Doesn't have to be extant. And there are some silhouettes done expressly as hypothetical ancestral forms, although admittedly that's just a few.
I will say this doesn't work quite as well for certain plant taxa, at least for the silhouettes that show the whole organism (or the above-ground portion), since some plant lineages can change in gross form rather quickly and frequently (vines, shrubs, trees, etc.). But I think it can still work reasonably well for silhouettes of parts of the anatomy in those cases.
And, despite some issues, I find this approach more sound than arbitrarily picking some derived species as the "typical" one. Not a fan of that kind of typological thinking in general.

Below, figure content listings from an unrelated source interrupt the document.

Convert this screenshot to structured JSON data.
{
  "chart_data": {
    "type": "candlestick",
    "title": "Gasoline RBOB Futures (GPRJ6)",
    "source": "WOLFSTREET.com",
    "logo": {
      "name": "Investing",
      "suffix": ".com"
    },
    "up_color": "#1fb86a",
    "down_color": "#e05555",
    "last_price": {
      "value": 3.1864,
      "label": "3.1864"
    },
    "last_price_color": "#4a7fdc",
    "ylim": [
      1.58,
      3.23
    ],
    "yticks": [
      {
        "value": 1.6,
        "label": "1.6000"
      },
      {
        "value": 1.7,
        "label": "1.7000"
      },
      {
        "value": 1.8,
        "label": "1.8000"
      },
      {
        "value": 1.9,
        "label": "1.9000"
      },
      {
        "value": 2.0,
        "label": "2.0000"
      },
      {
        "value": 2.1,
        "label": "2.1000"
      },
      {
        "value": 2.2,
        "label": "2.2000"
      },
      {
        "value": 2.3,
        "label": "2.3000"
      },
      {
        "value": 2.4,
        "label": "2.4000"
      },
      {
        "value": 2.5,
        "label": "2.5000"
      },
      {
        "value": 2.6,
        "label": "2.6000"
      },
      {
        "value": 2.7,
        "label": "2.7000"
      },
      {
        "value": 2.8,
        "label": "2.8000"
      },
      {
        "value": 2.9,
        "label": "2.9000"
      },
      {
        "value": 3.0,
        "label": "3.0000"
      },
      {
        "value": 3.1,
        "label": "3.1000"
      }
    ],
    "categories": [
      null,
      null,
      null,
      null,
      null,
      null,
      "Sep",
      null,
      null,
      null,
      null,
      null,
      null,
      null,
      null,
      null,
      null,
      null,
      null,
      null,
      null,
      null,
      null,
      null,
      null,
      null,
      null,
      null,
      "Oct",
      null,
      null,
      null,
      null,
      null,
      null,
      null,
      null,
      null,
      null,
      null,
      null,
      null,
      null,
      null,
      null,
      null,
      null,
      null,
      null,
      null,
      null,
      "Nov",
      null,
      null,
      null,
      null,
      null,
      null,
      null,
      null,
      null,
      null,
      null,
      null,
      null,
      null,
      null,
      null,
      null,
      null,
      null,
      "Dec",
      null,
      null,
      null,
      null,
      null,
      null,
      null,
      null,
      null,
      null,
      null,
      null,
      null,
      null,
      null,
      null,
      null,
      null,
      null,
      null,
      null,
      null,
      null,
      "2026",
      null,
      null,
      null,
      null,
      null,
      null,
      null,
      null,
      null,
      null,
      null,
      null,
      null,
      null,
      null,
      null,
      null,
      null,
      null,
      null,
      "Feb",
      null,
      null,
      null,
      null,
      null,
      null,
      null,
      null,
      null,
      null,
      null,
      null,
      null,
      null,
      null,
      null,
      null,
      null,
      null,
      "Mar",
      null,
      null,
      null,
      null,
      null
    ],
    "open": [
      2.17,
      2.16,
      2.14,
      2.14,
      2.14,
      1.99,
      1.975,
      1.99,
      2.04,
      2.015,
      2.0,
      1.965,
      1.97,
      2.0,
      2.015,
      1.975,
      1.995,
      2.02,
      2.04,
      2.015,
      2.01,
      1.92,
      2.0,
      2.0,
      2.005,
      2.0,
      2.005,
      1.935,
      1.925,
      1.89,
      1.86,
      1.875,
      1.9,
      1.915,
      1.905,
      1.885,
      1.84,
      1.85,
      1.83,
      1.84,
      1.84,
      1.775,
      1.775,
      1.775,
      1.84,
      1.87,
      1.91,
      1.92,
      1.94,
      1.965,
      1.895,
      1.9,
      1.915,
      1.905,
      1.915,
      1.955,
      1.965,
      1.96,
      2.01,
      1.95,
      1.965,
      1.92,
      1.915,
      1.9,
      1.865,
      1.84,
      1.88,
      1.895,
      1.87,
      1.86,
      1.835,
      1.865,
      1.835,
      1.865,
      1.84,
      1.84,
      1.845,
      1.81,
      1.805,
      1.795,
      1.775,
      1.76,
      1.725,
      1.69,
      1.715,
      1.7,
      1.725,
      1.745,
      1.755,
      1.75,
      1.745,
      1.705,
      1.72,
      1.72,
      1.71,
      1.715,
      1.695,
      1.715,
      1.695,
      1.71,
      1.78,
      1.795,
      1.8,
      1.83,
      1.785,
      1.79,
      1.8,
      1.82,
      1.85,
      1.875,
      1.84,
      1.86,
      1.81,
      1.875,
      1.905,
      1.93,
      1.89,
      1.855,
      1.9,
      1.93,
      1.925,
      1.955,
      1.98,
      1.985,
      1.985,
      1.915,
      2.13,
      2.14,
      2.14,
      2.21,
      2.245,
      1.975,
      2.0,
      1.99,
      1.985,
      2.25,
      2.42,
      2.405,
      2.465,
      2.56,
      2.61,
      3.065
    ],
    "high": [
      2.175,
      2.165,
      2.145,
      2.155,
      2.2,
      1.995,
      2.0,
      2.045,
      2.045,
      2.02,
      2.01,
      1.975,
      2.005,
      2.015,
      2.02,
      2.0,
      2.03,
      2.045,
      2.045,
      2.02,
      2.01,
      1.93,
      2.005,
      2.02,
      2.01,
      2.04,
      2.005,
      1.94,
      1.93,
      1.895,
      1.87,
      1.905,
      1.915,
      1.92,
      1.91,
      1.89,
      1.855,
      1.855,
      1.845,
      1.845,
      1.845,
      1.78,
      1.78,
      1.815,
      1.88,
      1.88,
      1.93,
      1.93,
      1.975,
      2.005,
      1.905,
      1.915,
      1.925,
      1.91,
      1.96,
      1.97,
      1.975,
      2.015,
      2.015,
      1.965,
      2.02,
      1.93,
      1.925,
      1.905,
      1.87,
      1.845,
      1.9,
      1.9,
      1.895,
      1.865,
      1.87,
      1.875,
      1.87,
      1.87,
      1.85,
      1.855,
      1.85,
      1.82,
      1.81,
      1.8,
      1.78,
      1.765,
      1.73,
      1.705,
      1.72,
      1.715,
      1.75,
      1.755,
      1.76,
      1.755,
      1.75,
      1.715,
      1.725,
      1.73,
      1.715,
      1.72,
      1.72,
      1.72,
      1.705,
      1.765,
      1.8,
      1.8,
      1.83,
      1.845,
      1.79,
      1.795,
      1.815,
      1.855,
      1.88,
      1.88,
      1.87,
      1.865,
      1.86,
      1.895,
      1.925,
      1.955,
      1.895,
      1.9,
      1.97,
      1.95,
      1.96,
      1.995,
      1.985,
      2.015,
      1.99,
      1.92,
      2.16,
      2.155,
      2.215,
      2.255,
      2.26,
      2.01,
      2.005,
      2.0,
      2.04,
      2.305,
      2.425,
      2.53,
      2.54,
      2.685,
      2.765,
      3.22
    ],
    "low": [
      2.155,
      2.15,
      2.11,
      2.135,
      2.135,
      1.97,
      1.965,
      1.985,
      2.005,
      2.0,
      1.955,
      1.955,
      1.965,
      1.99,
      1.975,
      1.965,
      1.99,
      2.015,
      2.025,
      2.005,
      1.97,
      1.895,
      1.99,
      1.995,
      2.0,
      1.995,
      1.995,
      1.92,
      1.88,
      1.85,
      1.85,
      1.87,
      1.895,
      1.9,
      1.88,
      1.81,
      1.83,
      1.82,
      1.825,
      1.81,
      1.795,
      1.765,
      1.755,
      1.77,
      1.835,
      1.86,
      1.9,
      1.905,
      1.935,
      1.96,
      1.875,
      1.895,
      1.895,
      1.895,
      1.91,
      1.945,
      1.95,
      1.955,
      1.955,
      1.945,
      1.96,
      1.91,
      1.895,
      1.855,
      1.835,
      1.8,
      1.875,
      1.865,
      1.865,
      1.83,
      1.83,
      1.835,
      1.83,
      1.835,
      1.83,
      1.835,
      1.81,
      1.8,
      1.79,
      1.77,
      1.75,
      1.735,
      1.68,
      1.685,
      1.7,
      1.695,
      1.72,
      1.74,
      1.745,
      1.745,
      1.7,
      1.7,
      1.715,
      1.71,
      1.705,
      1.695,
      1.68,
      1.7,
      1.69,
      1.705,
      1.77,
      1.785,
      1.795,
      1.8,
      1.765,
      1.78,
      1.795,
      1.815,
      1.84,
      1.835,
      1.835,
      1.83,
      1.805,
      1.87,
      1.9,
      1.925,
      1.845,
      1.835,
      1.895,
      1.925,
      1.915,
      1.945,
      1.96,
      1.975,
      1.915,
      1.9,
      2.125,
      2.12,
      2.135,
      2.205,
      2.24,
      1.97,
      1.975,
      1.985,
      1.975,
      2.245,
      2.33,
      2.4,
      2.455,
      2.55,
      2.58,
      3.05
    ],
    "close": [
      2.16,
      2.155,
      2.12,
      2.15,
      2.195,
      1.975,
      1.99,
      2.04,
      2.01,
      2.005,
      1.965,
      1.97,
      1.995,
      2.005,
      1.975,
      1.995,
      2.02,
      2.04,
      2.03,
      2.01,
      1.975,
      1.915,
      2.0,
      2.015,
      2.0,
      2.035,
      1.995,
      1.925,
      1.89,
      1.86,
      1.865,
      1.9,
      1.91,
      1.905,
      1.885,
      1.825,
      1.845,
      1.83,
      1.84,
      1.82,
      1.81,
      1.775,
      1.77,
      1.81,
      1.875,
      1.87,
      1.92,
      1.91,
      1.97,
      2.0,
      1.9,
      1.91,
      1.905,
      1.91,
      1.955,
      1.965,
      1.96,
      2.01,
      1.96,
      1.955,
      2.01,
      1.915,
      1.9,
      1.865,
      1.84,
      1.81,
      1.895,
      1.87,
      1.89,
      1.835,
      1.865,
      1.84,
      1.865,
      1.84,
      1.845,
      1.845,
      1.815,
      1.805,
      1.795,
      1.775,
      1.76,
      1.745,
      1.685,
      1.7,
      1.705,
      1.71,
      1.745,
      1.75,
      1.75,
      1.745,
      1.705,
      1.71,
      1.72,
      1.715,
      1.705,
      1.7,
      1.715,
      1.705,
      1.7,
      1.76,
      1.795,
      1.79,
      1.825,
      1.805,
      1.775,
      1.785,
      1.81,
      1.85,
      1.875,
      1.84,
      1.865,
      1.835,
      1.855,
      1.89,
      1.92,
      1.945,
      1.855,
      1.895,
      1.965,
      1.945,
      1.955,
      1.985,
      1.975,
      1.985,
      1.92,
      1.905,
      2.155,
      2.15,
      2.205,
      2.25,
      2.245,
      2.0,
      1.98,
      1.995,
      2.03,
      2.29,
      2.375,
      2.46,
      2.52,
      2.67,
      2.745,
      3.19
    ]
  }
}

"You appear to be worried that the function of displaying all pics for one clade will not work for panbiota or vertebrates, but really how many people do phylogenies at that level?"
People working on higher-level animal phylogeny certainly might use Vertebrata! At least in overview diagrams, if not as an OTU in a matrix itself.

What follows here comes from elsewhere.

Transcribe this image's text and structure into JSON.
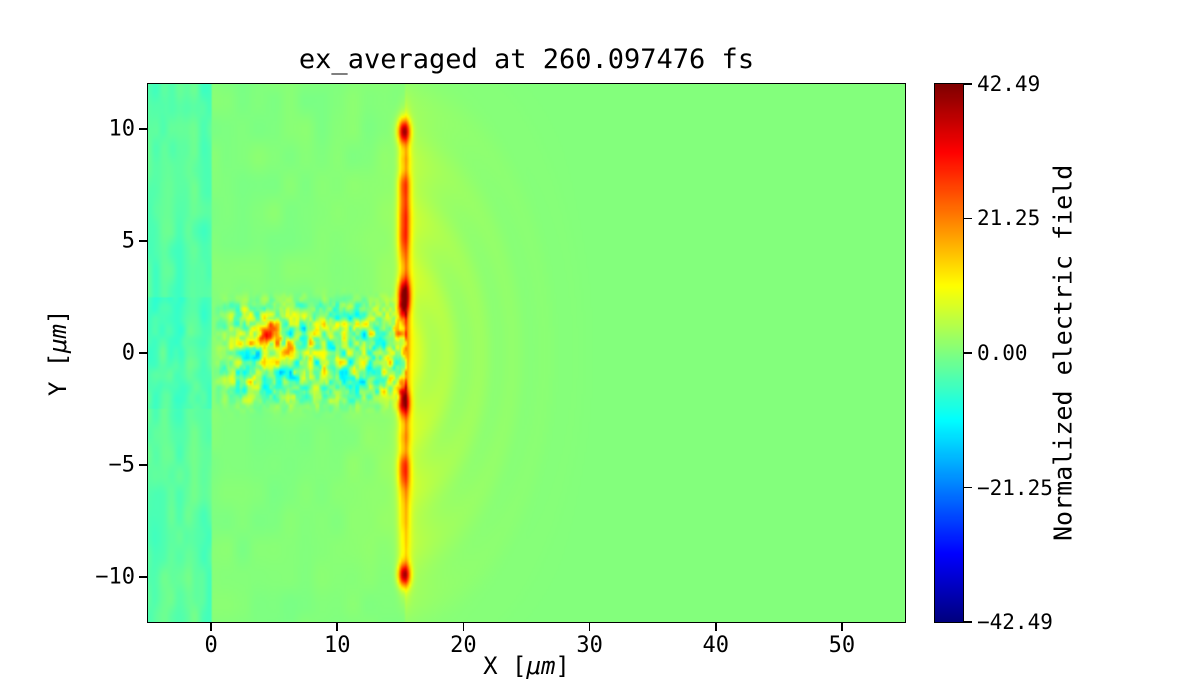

But you are proposing having an arbitrary cutoff level for the size of a clade? How does one come up with that?
Re ancestral form: I think we are talking past each other. We agree entirely on the problems with the typological approach, that is just what I meant. But as far as I can tell, at the moment the 'lineage' function of PhyloPic relies mostly on using "typical" derived species.
DeleteRe displaying pics for a clade: I was thinking that PhyloPic already has a function for displaying large numbers of silhouettes, as happens when the user clicks on "browse". It displays the last 72 submissions and a "more" button. I merely envisioned that the same could happen with all vertebrate submissions if somebody uses the relevant search function and enters vertebrata or whatever.
"But as far as I can tell, at the moment the 'lineage' function of PhyloPic relies mostly on using "typical" derived species."
DeleteIt shouldn't! If there are any instances where you think a silhouette attached to a clade is not a reasonable approximation of the ancestral form, please let me know. I've done my best, but I'm not an expert on all branches of the Tree of Life.
Yes, PhyloPic does have a method for displaying large numbers of images, and that will be repurposed. But that's not the problem. The problem is querying for the right images. It's very easy to make a query that pulls all of the images. But with the current data schema, it's practically impossible to create a performant query that finds all images in a large clade, since it would involve traversing every node within that clade.
The solution will be first to create image sets. (These will work similarly to the name sets that are used for lineage pages with multiple termini.) The primary purpose of this is to allow people to create a sort of "shopping cart" of images, with auto-generated attributions, a single download, etc. That will make it a lot easier to collect images for a diagram, without losing the license information, etc.
Once this is done, I'll be able to add associations between taxa and image sets. When an image is added to a lower taxon, a script will run to update the image sets for all ancestral nodes. Traversing the tree toward the root is far, far faster than traversing toward the leaves.